子供企画版 シャーロック・ホームズの冒険

第2話
『踊る人形』THE DANCING MEN

〜アイデンティティー恢復のモチーフ〜

 

 ホームズ、まだ注射器持ってますよ〜。正直ね、探偵の七つ道具っぽく違和感が無い状態です。

 さすがにあぶったり刺したりって映像はないけどさ、ちょっと展開に煮詰まった時なんかに引き出しの中の注射器を撫でてます。が、そんなダメダメな彼も「事件」に救われていくわけ。代わりにやってくる今回の「麻薬」は「暗号」です。やっぱ、こいつ病気だと思うね。

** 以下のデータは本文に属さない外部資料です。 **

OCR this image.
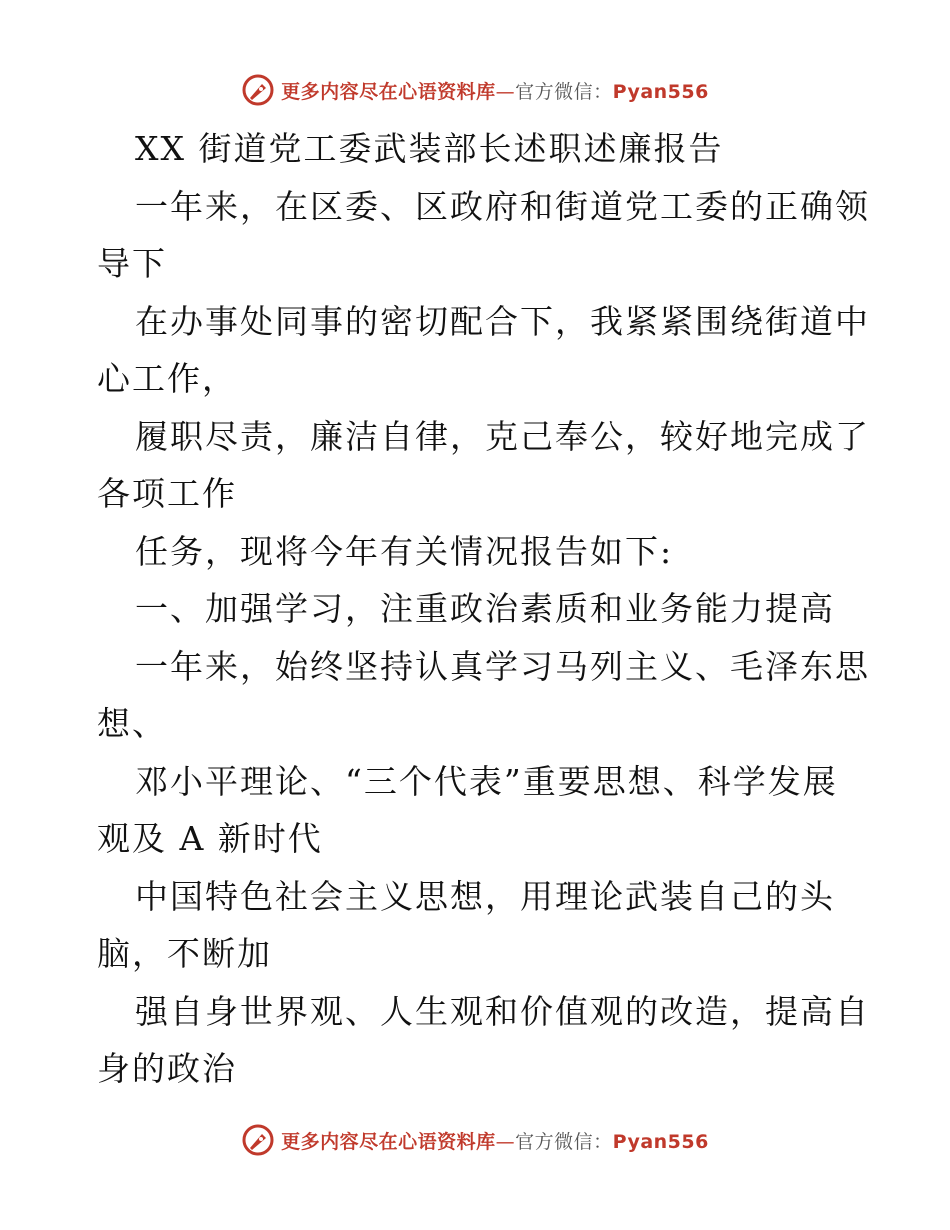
更多内容尽在心语资料库—官方微信：Pyan556
XX 街道党工委武装部长述职述廉报告
一年来，在区委、区政府和街道党工委的正确领
导下
在办事处同事的密切配合下，我紧紧围绕街道中
心工作，
履职尽责，廉洁自律，克己奉公，较好地完成了
各项工作
任务，现将今年有关情况报告如下:
一、加强学习，注重政治素质和业务能力提高
一年来，始终坚持认真学习马列主义、毛泽东思
想、
邓小平理论、“三个代表”重要思想、科学发展
观及 A 新时代
中国特色社会主义思想，用理论武装自己的头
脑，不断加
强自身世界观、人生观和价值观的改造，提高自
身的政治
更多内容尽在心语资料库—官方微信：Pyan556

 本筋となる事件を持ってくる依頼主に対してもひどく冷たく振る舞います。冷静に見ていると、性格は最悪。たとえば一通り依頼主の話を聞いて、

ホームズ 「その、幸福なる日々に初めて影が差したのはいつのことですか」

依頼人   ( ゜Д゜)ポカーン

 自分の推理が乗ってきたらドアを開けて帰宅を促すし。
 NHK版ではカットされているシーンですが、帰宅後は暗号に夢中です。もうね、すごい夢中なんだよ。

ホームズ 「仕事中は静粛に願うよ」(ワトスンに)
ホームズ 「but any more messages and preferbly long one(もっとたくさん、長い暗号があったらなぁ〜★)」
 暗号におびえている依頼主の心情を完全無視。ワトスンも僕もあきれ顔です。グラナダ版ではかなり鮮明にムカつきます。ただ、このホームズの異様な"嗜好"については、おそらく2つの線で合理的な説明ができると思うんだな。

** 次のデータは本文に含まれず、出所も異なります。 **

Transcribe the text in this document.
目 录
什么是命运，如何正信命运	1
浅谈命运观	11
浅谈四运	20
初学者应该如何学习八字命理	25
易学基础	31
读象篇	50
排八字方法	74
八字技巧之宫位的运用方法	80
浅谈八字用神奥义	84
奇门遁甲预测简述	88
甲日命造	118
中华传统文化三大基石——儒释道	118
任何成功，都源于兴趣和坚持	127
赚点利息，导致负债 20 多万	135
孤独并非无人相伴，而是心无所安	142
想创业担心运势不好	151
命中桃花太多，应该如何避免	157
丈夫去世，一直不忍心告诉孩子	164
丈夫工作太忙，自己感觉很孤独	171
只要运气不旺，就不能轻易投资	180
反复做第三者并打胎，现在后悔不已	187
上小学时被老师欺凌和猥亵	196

 1つは、作品中でもホームズの口から言われていますが、「(依頼人は)同情を求めていない」ということ。ワトスンは同情しきりですけれども、情で事件は解決しない。これはワトスンもそして依頼人さえも、ホームズの暗号キチぶり・不敬ぶりに圧倒されて忘れてしまっています。暗号を解決することがまずはとても大事なはず。不敬を挟む余地の有る無しというのはホームズの度量になりますが、「そんなことよりも暗号に集中して行くことが重要だ」というメッセージとして見ることが出来るわけです。これはかなり説得力がありますよね。けど、これだけだと薄っぺらいな。
 2つ目の線ですが、ホームズは、依頼人の幸福なんてものをどうでもいいと考えている節がある(これは僕の観る所、ですが)。彼にとって重要なことは、依頼人の幸福でもなければ、極端に言えば、解決ですらない。思うにホームズは、「事件」と「解決」とを結ぶ「推理=自分」を求めている。そこにこそ自分が生きる時間を発見しつつある。だから、彼にとって貴重なのは、「事件がもたらす謎だけ」となるわけ。
 その証拠に、と言うには"おそまつ"ですが、このシリーズが進行するにつれてコカインが出てくるシーンが減り、代用とも言えるタバコや、ご存知「パイプ」が増えていくんです。ホームズが生きる時間を取り戻していく<物証>としての「パイプ」は、単なるトレードマークとしてではなく、彼のアイデンティティーにまで届く秀逸なモチーフとは言えないでしょうか。

 

 ところで、この回では、推理小説の書き方として定石である考えが紹介されています。

ホームズ「一見無関係な出来事を推理でつなぎ合わせていく、そうするとある結論に達する。そこまではそう難しくない。しかしその結論に至るまでの理論を省いていきなり今みたいに結論だけ言うと、効果がある。もっともこれは、単なるこけおどしだがね」

 グラナダ版では、クライマックスに向けて説得力ある伏線になっています。一方、NHK版ではですね、絶対狙ってないと思いますけれども、あろうことか証言の一部をカットしてるんです。これって単に尺の問題なのか、さらなる「こけおどし」に挑戦したのか。

 僕は「こけおどしなら可」と感じますね。事件解決がドラマチックになるだけの、要は見せ方の問題なので。
 子供企画版では、<完全版で演出したかったであろうホームズ>を、抉(えぐ)りたいだけ抉って参ります。こけおどしは無し。いや、こけおどせる技量が無いから、ですけれど。